Giuliani’s departure was especially a blow now that even Bush appears to be pressing more aggressively for a two-state solution after seven years of insisting on an end to Palestinian terrorism as a prerequisite to progress in peace talks.
Frum referred to Bush’s recently expressed hope for a peace deal before he leaves office.
The ex-Giuliani adviser called it “embarrassing” to hear such expressions.
“Every time the president opens his mouth,” Frum said, “I wonder if he believes it.”
On the broader foreign policy issues, neoconservatives appear willing to forgive McCain’s past associations with the realist camp and instead note his unstinting support for the Iraq war and his tough talk on confronting Iran.

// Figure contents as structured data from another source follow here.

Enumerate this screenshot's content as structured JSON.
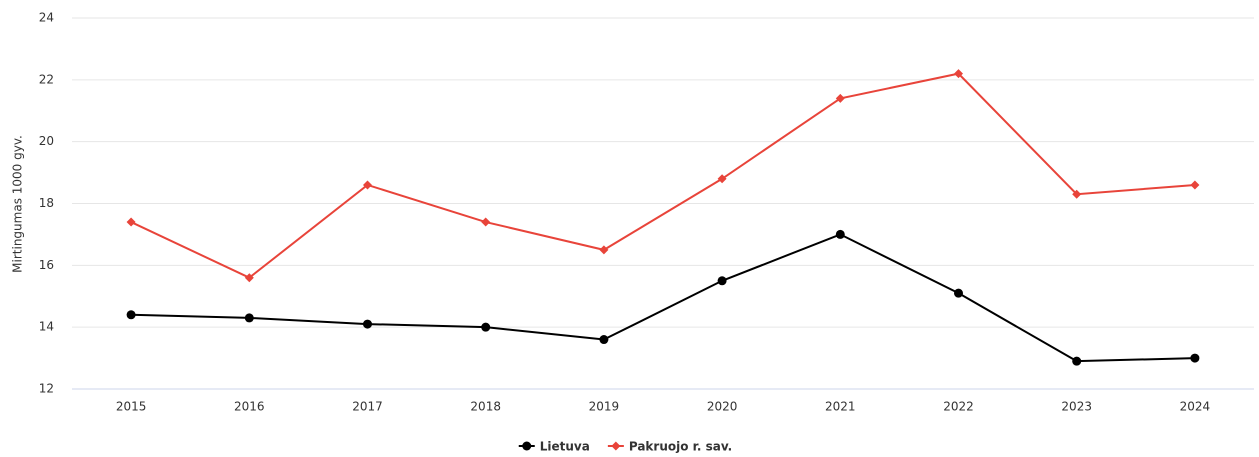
{
  "chart_data": {
    "type": "line",
    "y_label": "Mirtingumas 1000 gyv.",
    "categories": [
      "2015",
      "2016",
      "2017",
      "2018",
      "2019",
      "2020",
      "2021",
      "2022",
      "2023",
      "2024"
    ],
    "series": [
      {
        "name": "Lietuva",
        "color": "#000000",
        "marker": "circle",
        "values": [
          14.4,
          14.3,
          14.1,
          14.0,
          13.6,
          15.5,
          17.0,
          15.1,
          12.9,
          13.0
        ]
      },
      {
        "name": "Pakruojo r. sav.",
        "color": "#e8443a",
        "marker": "diamond",
        "values": [
          17.4,
          15.6,
          18.6,
          17.4,
          16.5,
          18.8,
          21.4,
          22.2,
          18.3,
          18.6
        ]
      }
    ],
    "ylim": [
      12,
      24
    ],
    "yticks": [
      12,
      14,
      16,
      18,
      20,
      22,
      24
    ],
    "grid": true,
    "legend": "bottom"
  }
}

Max Boot, a neoconservative who advises McCain, dismissed concerns arising from McCain’s pledge earlier in the campaign to take advice from realists such as Brent Scowcroft and James Baker, who served respectively as national security adviser and secretary of state in the administration of the first President Bush.
The key to understanding McCain, Boot said, is that he is the likeliest candidate to heed his own counsel above others.
“Presidents really do make choices based on the issues, and they have certain predilections or certain tendencies in which — or certain prisms through which — they examine those issues,” Boot told JTA recently at a luncheon of the Council on Foreign Relations, where he is a fellow.
“But they’re always going to have different viewpoints represented within the administration, and it’s really a question of, you know, what does the president think that ultimately matters, not so much what advisers X, Y and Z think, because there’s always going to be differences of views there.”
Frum told JTA that McCain’s recent record was what mattered, attributing to the senator an “unwavering commitment to the war on terrorism.”
Still, Frum said, he remains undecided — he likes Romney’s administrative skills, but worried about how he would approach foreign policy.
“We have a much less clear idea of his core commitments,” he said.